Now, any EHR software that is certified by the ONC as being meaningful use compliant also has to have a PQRS component included.  They’re funneling people into the EHR reporting method to get their PQRS data in from the EHR.  That will satisfy both PQRS and meaningful use reporting at the same time.

What will be the effect of these payment adjustments?

If you look at the cumulative effect of the penalties across all these reporting programs, providers are looking at 10% in penalties over the next few years.  PQRS tops out at 2%, value-based purchasing is 25, as well.  So it’s 2% here, 1.5% there, and all those add up.  It’s approaching 10% of Medicare revenue in the next few years.  That’s very significant.

READ MORE: CMS Centralized Repository Targets Stage 2 Meaningful Use

How can providers avoid these penalties?

The thing about this year is that they have the same requirements to earn the incentive – you have to reach a 50% reporting rate on three or more quality measures – but in 2013, all you have to do to avoid the penalty, is report one quality measure on one patient one time.  And then you can’t be subject to the penalty.  If groups can get something in place by the end of 2013, and get at least one quality measure per provider, they’ll be protected from the penalty.  It will be extremely unfortunate if people don’t know that, and end up being penalized for something that was so easily avoided.

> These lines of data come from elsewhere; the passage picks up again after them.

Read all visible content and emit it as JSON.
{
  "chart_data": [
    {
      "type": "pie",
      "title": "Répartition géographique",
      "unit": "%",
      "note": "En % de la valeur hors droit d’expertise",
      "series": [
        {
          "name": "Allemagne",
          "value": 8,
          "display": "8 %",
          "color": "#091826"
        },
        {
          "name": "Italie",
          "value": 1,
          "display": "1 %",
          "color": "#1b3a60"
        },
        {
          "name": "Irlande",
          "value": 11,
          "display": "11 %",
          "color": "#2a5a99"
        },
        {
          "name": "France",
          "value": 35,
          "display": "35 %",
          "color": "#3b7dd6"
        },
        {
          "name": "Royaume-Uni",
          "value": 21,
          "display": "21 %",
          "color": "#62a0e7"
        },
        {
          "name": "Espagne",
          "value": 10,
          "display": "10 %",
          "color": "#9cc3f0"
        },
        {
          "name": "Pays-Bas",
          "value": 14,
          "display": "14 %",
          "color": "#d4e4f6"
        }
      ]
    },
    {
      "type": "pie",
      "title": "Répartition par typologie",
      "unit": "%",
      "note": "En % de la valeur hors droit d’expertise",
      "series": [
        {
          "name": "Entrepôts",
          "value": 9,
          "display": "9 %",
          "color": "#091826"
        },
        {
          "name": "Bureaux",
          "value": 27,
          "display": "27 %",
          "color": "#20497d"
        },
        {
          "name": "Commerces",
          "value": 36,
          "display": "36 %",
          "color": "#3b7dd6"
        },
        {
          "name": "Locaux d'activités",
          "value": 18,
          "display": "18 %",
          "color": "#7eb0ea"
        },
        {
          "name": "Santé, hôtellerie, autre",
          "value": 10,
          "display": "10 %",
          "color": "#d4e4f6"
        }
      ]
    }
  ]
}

The big groups, with more than 100 providers, are the ones who are going to be affected by the PQRS penalty and the value-based purchasing penalty this year.  Those groups have an option to go to the CMS website and self-nominate for the group reporting option, and select “administrative claims”.  That’s just a hugely, hugely beneficial step.  Just clicking that button will automatically protect them from the PQRS penalties this year, and it’ll also protect them from the value-based purchasing penalty this year.

So even if they don’t submit a single blip of data to CMS this year on PQRS, if they opt in to GPRO and select administrative claims, they can eliminate all those penalties.  After they do that, they can still submit any PQRS data they have for individual physicians and get the incentive if they have one coming, so it’s the best of both worlds.